What you can do to make it easier is defining a function that adds all the relationships. To do this you can use eloquents query scopes (Thanks to Jarek Tkaczyk for mentioning it in the comments).

public function scopeWithAll($query) 
{
    $query->with('foo', 'bar', 'baz');
}

Using scopes instead of static functions allows you to not only use your function directly on the model but for example also when chaining query builder methods like where in any order:

Model::where('something', 'Lorem ipsum dolor')->withAll()->where('somethingelse', '>', 10)->get();

Alternatives to get supported relations

Although Laravel does not support something like that out of the box you can allways add it yourself.

Annotations

I used annotations to determine if a function is a relation or not in my package mentioned above. Annotations are not officially part of php but a lot of people use doc blocks to simulate them. Laravel 5 is going to use annotations in its route definitions too so I figuered it not to be bad practice in this case. The advantage is, that you don't need to maintain a seperate list of supported relations.

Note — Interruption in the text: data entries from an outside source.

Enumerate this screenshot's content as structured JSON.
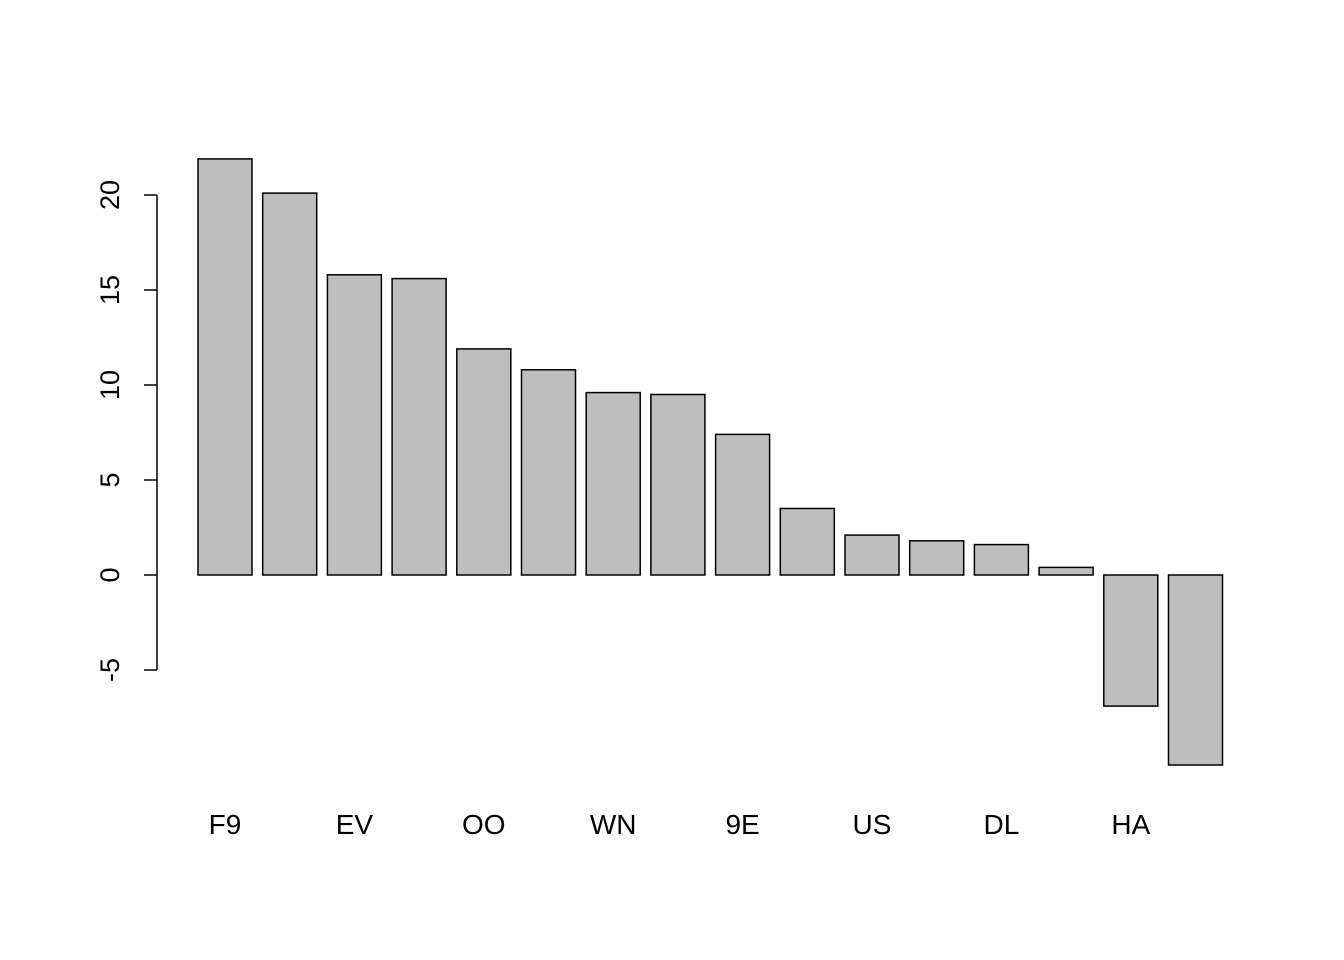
{
  "chart_data": {
    "type": "bar",
    "categories": [
      "F9",
      "",
      "EV",
      "",
      "OO",
      "",
      "WN",
      "",
      "9E",
      "",
      "US",
      "",
      "DL",
      "",
      "HA",
      ""
    ],
    "values": [
      21.9,
      20.1,
      15.8,
      15.6,
      11.9,
      10.8,
      9.6,
      9.5,
      7.4,
      3.5,
      2.1,
      1.8,
      1.6,
      0.4,
      -6.9,
      -10.0
    ],
    "title": "",
    "xlabel": "",
    "ylabel": "",
    "yticks": [
      -5,
      0,
      5,
      10,
      15,
      20
    ],
    "ytick_labels": [
      "-5",
      "0",
      "5",
      "10",
      "15",
      "20"
    ],
    "ylim": [
      -10,
      22
    ],
    "grid": false,
    "bar_color": "#bebebe",
    "bar_border_color": "#000000"
  }
}
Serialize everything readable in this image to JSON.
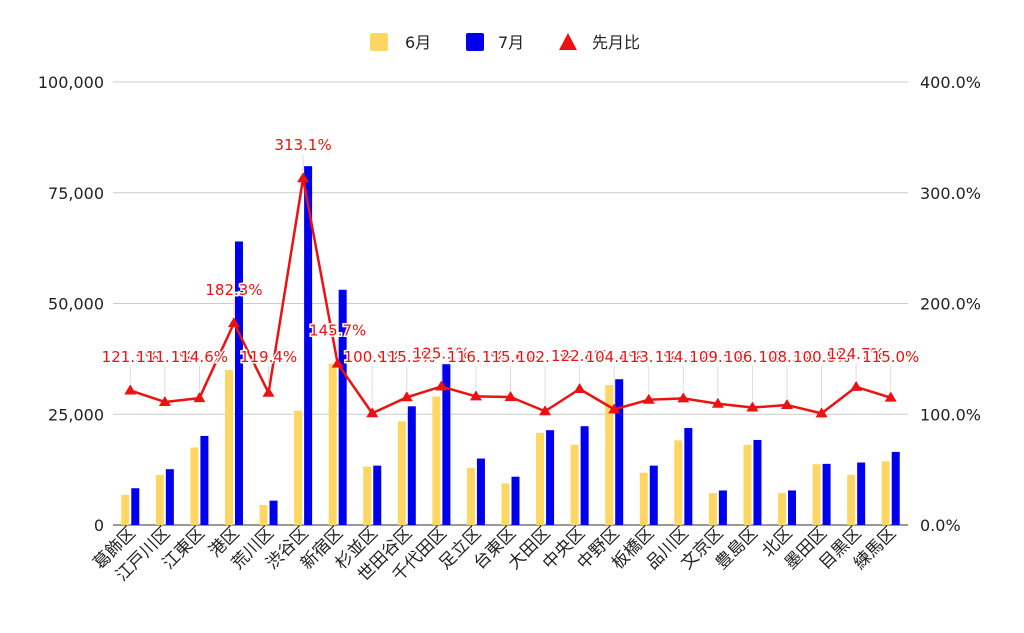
{
  "chart_data": {
    "type": "bar",
    "categories": [
      "葛飾区",
      "江戸川区",
      "江東区",
      "港区",
      "荒川区",
      "渋谷区",
      "新宿区",
      "杉並区",
      "世田谷区",
      "千代田区",
      "足立区",
      "台東区",
      "大田区",
      "中央区",
      "中野区",
      "板橋区",
      "品川区",
      "文京区",
      "豊島区",
      "北区",
      "墨田区",
      "目黒区",
      "練馬区"
    ],
    "series": [
      {
        "name": "6月",
        "type": "bar",
        "axis": "left",
        "color": "#fdd663",
        "values": [
          6800,
          11300,
          17500,
          35000,
          4500,
          25800,
          36400,
          13200,
          23400,
          29000,
          12900,
          9400,
          20800,
          18100,
          31600,
          11800,
          19100,
          7200,
          18100,
          7200,
          13700,
          11300,
          14400
        ]
      },
      {
        "name": "7月",
        "type": "bar",
        "axis": "left",
        "color": "#0000ee",
        "values": [
          8300,
          12600,
          20100,
          64000,
          5500,
          81000,
          53100,
          13400,
          26800,
          36300,
          15000,
          10900,
          21400,
          22300,
          32900,
          13400,
          21900,
          7800,
          19200,
          7800,
          13800,
          14100,
          16500
        ]
      },
      {
        "name": "先月比",
        "type": "line",
        "axis": "right",
        "color": "#ee1111",
        "values": [
          121.5,
          111.1,
          114.6,
          182.3,
          119.4,
          313.1,
          145.7,
          100.9,
          115.3,
          125.1,
          116.1,
          115.6,
          102.7,
          122.8,
          104.4,
          113.1,
          114.3,
          109.5,
          106.1,
          108.3,
          100.8,
          124.7,
          115.0
        ],
        "labels": [
          "121.5%",
          "111.1%",
          "114.6%",
          "182.3%",
          "119.4%",
          "313.1%",
          "145.7%",
          "100.9%",
          "115.3%",
          "125.1%",
          "116.1%",
          "115.6%",
          "102.7%",
          "122.8%",
          "104.4%",
          "113.1%",
          "114.3%",
          "109.5%",
          "106.1%",
          "108.3%",
          "100.8%",
          "124.7%",
          "115.0%"
        ]
      }
    ],
    "y_left": {
      "min": 0,
      "max": 100000,
      "ticks": [
        0,
        25000,
        50000,
        75000,
        100000
      ],
      "tick_labels": [
        "0",
        "25,000",
        "50,000",
        "75,000",
        "100,000"
      ]
    },
    "y_right": {
      "min": 0,
      "max": 400,
      "ticks": [
        0,
        100,
        200,
        300,
        400
      ],
      "tick_labels": [
        "0.0%",
        "100.0%",
        "200.0%",
        "300.0%",
        "400.0%"
      ]
    },
    "grid": true,
    "legend_position": "top"
  }
}
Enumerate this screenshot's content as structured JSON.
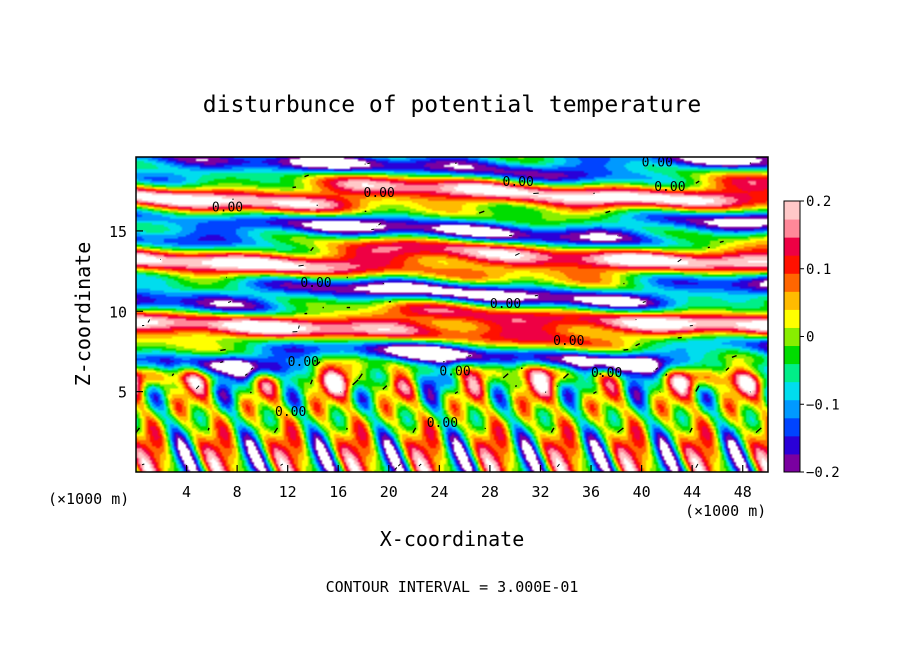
{
  "chart_data": {
    "type": "heatmap",
    "title": "disturbunce of potential temperature",
    "xlabel": "X-coordinate",
    "ylabel": "Z-coordinate",
    "x_unit": "(×1000 m)",
    "z_unit": "(×1000 m)",
    "xlim": [
      0,
      50
    ],
    "ylim": [
      0,
      19.6
    ],
    "x_ticks": [
      4,
      8,
      12,
      16,
      20,
      24,
      28,
      32,
      36,
      40,
      44,
      48
    ],
    "y_ticks": [
      5,
      10,
      15
    ],
    "colorbar": {
      "range": [
        -0.2,
        0.2
      ],
      "ticks": [
        -0.2,
        -0.1,
        0,
        0.1,
        0.2
      ],
      "tick_labels": [
        "−0.2",
        "−0.1",
        "0",
        "0.1",
        "0.2"
      ],
      "colors": [
        "#7a00a0",
        "#2a00d8",
        "#0044ff",
        "#0099ff",
        "#00ddee",
        "#00ee88",
        "#00dd00",
        "#88ee00",
        "#ffff00",
        "#ffbb00",
        "#ff6600",
        "#ff1100",
        "#ee0044",
        "#ff8899",
        "#ffc8c8"
      ]
    },
    "contour_label": "0.00",
    "contour_interval_text": "CONTOUR INTERVAL = 3.000E-01",
    "grid": false,
    "legend": "colorbar-right"
  }
}
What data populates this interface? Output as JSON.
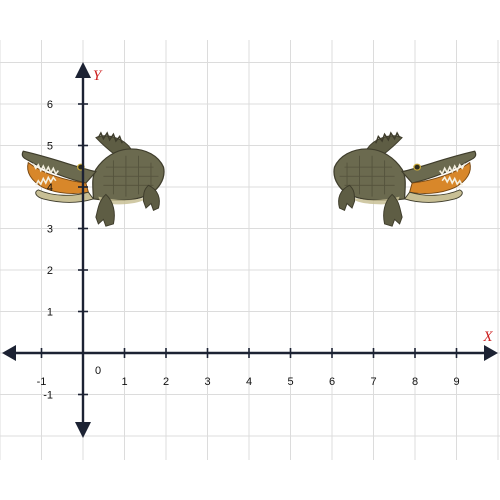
{
  "figure": {
    "axes": {
      "x_label": "X",
      "y_label": "Y",
      "x_ticks": [
        "-1",
        "0",
        "1",
        "2",
        "3",
        "4",
        "5",
        "6",
        "7",
        "8",
        "9"
      ],
      "y_ticks": [
        "-1",
        "1",
        "2",
        "3",
        "4",
        "5",
        "6"
      ],
      "origin_label": "0",
      "x_range": [
        -2,
        10
      ],
      "y_range": [
        -2,
        7
      ],
      "grid": true,
      "axis_color": "#1c2233",
      "label_color": "#cc1f1f",
      "grid_color": "#dcdcdc"
    },
    "images": [
      {
        "name": "crocodile",
        "facing": "left",
        "x": [
          -1.5,
          2.0
        ],
        "y": [
          3.0,
          5.3
        ]
      },
      {
        "name": "crocodile",
        "facing": "right",
        "x": [
          6.0,
          9.5
        ],
        "y": [
          3.0,
          5.3
        ]
      }
    ],
    "colors": {
      "croc_body": "#6b6a4f",
      "croc_dark": "#3f3d2c",
      "croc_belly": "#c8bf95",
      "croc_mouth": "#d8872a",
      "croc_teeth": "#f4f0e0"
    }
  }
}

Add an annotation to each of your relations:

/**
 * @Relation
 */
public function foo() 
{
    return $this->belongsTo('Foo');
}

And write a function that parses the doc blocks of all methods in the model and returns the name. You can do this in a model or in a parent class:

public static function getSupportedRelations() 
{
    $relations = [];
    $reflextionClass = new ReflectionClass(get_called_class());

    foreach($reflextionClass->getMethods() as $method) 
    {
        $doc = $method->getDocComment();

        if($doc && strpos($doc, '@Relation') !== false) 
        {
            $relations[] = $method->getName();
        }
    }

    return $relations;
}

And then just use them in your withAll function:

public function scopeWithAll($query) 
{
    $query->with($this->getSupportedRelations());
}

Some like annotations in php and some don't. I like it for this simple use case.

Array of supported relations

You can also maintain an array of all the supported relations. This however needs you to always sync it with the available relations which, especially if there are multiple developers involved, is not allways that easy.

protected $supportedRelations = ['foo','bar', 'baz'];

And then just use them in your withAll function:

public function scopeWithAll($query) 
{
    return $query->with($this->supportedRelations);
}

You can of course also override with like lukasgeiter mentioned in his answer. This seems cleaner than using withAll. If you use annotations or a config array however is a matter of opinion.